With the Goods and Services Tax (GST) rolling out on 1 July, everyone is scrambling to make sense of the tax while the Opposition has taken a decision to not support the rollout.
All over the country, the mood of people is confused, with lots of protests getting staged against the tax and sales being held to get rid of the stock owners have.
Finance Minister Arun Jaitley with Revenue Secretary Hasmukh Adhia at his office at North Block before addressing the media on GST in New Delhi.
Congress chose to pull out from the midnight GST session, saying that they don’t support its hasty implementation.
Traders burning an effigy during protest against GST at Kirti Nagar furniture market in New Delhi on Wednesday. Such protests have been springing up in several parts of the country.
Local Amritsar traders staged a protest on 27 June, days before the rolling out of GST.
A banner at a wholesale market in Bengaluru opposing the high taxation.
Hoardings of “One Nation, One Tax” have gone up all over the country.
Officials at GST Seva Kendra office of the Commissioner of Excise and Service Tax work for the implementation of GST in Bengaluru.

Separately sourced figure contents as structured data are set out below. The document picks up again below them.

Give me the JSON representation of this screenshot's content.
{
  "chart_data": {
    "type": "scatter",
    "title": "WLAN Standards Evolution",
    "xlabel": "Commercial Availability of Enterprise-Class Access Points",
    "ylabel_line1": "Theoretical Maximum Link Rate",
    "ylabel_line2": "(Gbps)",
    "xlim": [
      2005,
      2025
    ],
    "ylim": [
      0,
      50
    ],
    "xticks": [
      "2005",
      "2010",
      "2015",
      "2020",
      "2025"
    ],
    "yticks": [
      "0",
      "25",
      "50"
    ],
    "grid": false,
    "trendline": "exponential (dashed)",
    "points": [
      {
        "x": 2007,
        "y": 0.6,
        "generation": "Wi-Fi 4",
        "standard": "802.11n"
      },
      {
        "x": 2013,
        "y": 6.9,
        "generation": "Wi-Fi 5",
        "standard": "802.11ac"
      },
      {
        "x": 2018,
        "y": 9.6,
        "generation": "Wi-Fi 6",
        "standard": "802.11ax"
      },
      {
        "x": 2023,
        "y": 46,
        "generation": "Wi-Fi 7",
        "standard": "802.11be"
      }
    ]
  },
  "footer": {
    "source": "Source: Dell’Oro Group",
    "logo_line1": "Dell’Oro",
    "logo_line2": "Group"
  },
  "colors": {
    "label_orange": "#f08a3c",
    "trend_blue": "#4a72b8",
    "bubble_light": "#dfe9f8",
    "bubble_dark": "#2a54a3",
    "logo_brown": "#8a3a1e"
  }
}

Pre-GST sales are becoming common as shopkeepers and wholesalers want to get rid of their existing stocks. There is also concern among retailers and shoppers alike that online shopping will become more expensive from 1 July.
A barber giving a customer a shave in Kolkata as shops shut in protest of the new tax regime.
People have started stocking up on medicines, fearing their prices would rise after the GST kicks in.
Shops closed at Burrabazar during a bandh against GST in Kolkata on Wednesday.